In December I was phoned by various neighbors, acquaintances and the valued cleaning
lady that my mother was acting strange. That she had lost her way on the way to the shops
(5 minutes by car). That she didn't dare to drive any more. That she let the mail pile up
without opening it. That she didn't tend her beloved garden. That she had told my ex
husband that she never saw me or the grandchildren (whilst coming to dinner every Sunday).
I decided enough was enough and took her to the GP. Who at first mumbled something
about her being 89, what did I expect. But then admitted that she hadn't reported for her
diabetes checkups for some time (1,5 years, it turned out!!!). I instantly lost all faith in him.
But in my country it is a hassle to get another GP, so I gritted my teeth and decided to
work with what I had got - so asked him for a referral to a Geriatric specialist and got it
in February.
It took until April for her to have time to see my Mum.
In the meantime I shopped around for help. And felt like Gretl lost in the woods of all
the rules and regulations regarding a person with suspected dementia. I need a referral
for absolutely everything my Mum needs. Incontinence diapers? Ask a referral from the
GP. Zinkoxide for the decubitus wound on her bottom? Ask a referral from the GP. A
place at the day centre for people with memory problems? Ask...etcetera. A taxi to get
her to the day centre? Ask...etcetera. A personal alarm button she can use when she has
taken a fall? GP.
It now has gotten to the point where I am juggling my demanding school work
around the appointments for my Mum. I drive to her house every day, to check up
on the professionals
who check up on her. For she still has her wiles, my darling mother. She blatantly lies
(except she doesn't do it on purpose, I suppose) about all kinds of things. A shower?
Yes, she has taken a shower (not), she has taken her medicines (not), she has already
eaten (not).
She cancels appointments I make for her with her welfare in mind. She refuses to use
her rollator.
And at the same time she endlessly tells me she couldn't do without me, she wouldn't
know what she would do if I would not take care of her.
Next week we go on yet another trip to the hospital. For the poor thing has breast cancer
as well...
Hopefully the Geriatric specialist will tell us that we get Mum a referral to a psycho-geriatric
home. My Mum would be safe there, at least.
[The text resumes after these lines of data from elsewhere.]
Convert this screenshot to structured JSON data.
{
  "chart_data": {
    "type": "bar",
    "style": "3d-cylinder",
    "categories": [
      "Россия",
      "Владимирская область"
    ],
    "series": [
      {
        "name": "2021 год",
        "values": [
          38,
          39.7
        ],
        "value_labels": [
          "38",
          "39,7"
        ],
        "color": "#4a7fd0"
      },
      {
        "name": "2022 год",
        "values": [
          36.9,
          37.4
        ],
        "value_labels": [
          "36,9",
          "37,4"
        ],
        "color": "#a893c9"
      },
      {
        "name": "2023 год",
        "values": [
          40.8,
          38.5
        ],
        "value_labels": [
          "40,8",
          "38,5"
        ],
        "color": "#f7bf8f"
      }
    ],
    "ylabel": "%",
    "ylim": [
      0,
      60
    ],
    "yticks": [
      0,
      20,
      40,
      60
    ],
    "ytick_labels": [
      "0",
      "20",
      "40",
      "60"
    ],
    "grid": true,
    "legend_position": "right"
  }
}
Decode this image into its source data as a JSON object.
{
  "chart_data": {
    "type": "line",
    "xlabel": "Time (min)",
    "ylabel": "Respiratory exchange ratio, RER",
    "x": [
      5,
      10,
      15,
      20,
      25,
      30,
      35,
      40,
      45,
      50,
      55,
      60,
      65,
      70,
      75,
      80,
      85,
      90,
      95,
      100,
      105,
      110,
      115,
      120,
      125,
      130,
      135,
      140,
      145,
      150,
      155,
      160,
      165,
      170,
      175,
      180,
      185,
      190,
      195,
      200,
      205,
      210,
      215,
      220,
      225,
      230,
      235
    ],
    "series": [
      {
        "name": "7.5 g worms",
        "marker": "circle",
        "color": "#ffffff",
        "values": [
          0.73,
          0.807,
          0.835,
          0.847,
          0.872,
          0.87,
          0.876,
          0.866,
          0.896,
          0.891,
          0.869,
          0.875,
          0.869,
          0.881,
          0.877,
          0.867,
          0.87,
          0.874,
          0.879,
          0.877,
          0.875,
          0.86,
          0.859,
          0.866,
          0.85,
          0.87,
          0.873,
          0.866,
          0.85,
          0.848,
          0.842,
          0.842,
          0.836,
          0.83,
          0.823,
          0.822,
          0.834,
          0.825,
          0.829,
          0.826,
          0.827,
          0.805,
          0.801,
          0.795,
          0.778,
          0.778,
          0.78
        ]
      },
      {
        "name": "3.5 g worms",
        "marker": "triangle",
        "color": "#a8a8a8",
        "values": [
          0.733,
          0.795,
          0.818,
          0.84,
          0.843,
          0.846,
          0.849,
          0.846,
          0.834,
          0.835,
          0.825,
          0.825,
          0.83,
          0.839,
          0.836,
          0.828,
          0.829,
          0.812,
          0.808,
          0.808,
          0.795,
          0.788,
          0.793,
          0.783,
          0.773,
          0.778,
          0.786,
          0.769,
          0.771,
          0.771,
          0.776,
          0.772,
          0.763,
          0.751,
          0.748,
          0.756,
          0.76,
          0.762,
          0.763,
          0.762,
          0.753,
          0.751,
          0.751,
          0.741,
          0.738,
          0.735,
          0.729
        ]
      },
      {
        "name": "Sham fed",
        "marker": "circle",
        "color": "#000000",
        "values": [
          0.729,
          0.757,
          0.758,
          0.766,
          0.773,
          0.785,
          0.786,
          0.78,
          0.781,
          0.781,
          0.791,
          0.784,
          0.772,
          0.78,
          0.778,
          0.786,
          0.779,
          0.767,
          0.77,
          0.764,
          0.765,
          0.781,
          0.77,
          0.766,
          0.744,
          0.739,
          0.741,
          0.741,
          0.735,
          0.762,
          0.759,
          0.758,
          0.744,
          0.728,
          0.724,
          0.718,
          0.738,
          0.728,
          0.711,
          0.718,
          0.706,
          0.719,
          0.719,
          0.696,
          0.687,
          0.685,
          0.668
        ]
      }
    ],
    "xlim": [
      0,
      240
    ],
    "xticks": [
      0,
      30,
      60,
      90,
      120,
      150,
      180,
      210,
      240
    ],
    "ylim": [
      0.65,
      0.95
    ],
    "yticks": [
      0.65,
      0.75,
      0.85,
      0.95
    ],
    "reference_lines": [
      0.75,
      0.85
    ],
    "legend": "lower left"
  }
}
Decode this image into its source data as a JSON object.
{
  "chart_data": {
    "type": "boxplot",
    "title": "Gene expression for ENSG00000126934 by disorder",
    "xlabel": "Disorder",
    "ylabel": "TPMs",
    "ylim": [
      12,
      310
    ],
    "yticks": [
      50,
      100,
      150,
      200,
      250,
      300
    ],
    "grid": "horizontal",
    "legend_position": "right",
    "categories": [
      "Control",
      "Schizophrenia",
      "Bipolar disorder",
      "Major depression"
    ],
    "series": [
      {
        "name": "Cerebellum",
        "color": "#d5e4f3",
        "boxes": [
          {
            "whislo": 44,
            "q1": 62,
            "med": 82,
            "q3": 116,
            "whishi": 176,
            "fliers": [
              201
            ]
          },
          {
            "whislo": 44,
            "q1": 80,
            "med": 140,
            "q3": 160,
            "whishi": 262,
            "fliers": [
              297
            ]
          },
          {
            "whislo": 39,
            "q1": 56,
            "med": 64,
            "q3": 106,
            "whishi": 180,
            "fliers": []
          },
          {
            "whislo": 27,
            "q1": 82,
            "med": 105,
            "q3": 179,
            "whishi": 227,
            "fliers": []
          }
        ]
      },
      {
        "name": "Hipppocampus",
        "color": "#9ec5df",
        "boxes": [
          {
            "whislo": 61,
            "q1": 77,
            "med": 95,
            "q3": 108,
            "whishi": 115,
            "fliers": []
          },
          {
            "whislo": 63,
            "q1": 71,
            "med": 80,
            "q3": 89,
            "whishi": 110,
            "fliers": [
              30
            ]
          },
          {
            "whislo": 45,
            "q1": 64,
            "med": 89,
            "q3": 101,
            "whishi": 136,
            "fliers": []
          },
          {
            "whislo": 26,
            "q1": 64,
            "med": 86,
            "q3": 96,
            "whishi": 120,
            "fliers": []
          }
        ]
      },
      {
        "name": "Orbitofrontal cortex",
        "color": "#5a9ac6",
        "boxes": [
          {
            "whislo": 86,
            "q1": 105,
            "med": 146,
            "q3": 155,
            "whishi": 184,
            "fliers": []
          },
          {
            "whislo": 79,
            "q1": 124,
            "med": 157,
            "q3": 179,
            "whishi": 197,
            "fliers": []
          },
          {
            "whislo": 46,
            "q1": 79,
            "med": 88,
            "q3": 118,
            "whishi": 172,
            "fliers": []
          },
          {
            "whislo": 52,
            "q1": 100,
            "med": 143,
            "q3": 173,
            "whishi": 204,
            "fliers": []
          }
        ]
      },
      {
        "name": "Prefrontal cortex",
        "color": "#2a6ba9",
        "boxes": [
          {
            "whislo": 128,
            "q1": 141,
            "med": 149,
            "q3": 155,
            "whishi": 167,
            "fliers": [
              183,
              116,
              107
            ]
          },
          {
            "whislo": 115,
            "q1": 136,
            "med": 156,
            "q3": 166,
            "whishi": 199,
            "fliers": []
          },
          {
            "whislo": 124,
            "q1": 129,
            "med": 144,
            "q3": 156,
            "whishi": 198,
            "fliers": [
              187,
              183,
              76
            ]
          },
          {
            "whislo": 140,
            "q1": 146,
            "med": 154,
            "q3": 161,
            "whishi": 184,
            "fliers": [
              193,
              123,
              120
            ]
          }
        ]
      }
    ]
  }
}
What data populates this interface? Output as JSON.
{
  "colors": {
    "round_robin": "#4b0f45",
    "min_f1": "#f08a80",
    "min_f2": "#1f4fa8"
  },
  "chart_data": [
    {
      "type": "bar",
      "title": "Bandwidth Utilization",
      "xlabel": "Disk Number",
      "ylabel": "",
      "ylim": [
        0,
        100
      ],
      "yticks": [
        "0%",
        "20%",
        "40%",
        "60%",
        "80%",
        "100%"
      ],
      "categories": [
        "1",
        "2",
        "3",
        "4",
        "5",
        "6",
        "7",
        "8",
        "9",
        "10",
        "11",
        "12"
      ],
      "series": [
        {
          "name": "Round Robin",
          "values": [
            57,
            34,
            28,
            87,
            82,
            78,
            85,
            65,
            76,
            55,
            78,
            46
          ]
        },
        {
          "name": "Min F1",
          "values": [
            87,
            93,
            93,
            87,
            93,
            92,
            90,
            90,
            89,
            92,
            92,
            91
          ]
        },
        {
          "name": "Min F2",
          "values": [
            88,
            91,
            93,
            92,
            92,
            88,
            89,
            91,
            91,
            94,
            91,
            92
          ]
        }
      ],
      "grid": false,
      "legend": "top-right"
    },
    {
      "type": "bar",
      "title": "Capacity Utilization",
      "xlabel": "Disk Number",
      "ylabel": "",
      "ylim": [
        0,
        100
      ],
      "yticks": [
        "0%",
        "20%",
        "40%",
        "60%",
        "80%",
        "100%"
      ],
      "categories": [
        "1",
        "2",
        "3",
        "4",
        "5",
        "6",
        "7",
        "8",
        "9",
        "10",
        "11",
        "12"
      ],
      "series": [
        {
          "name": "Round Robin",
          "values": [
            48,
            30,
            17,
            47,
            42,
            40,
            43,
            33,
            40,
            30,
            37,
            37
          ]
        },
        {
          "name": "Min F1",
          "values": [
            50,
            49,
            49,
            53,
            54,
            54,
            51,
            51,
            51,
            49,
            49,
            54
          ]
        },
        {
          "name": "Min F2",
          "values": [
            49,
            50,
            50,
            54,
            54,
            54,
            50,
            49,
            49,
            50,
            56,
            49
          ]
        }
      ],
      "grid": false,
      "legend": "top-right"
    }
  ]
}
For it is my everlasting worry that she will
keel over and break her hip or hit her head.
Until then, and this can take months yet, it is up to me to help Mum find her way through
The Land of Dementia.
The pebbles that helped Hans and Gretl out of the woods, are the pebbles of humor that I
doggedly keep throwing on the path behind me. For my Mum can be funny as anything -
she has developed a taste for beer (she, who has always deemed beer drinkers 'common')
and thinks nothing of pouring half of it in her discarded glass of sherry in a restaurant,
taking a huge swallow and then gives the shocked waiter a beaming smile and gushes that
she simply loves this food and does he come there often?
Right. I will now have a beer. Tomorrow is yet another day.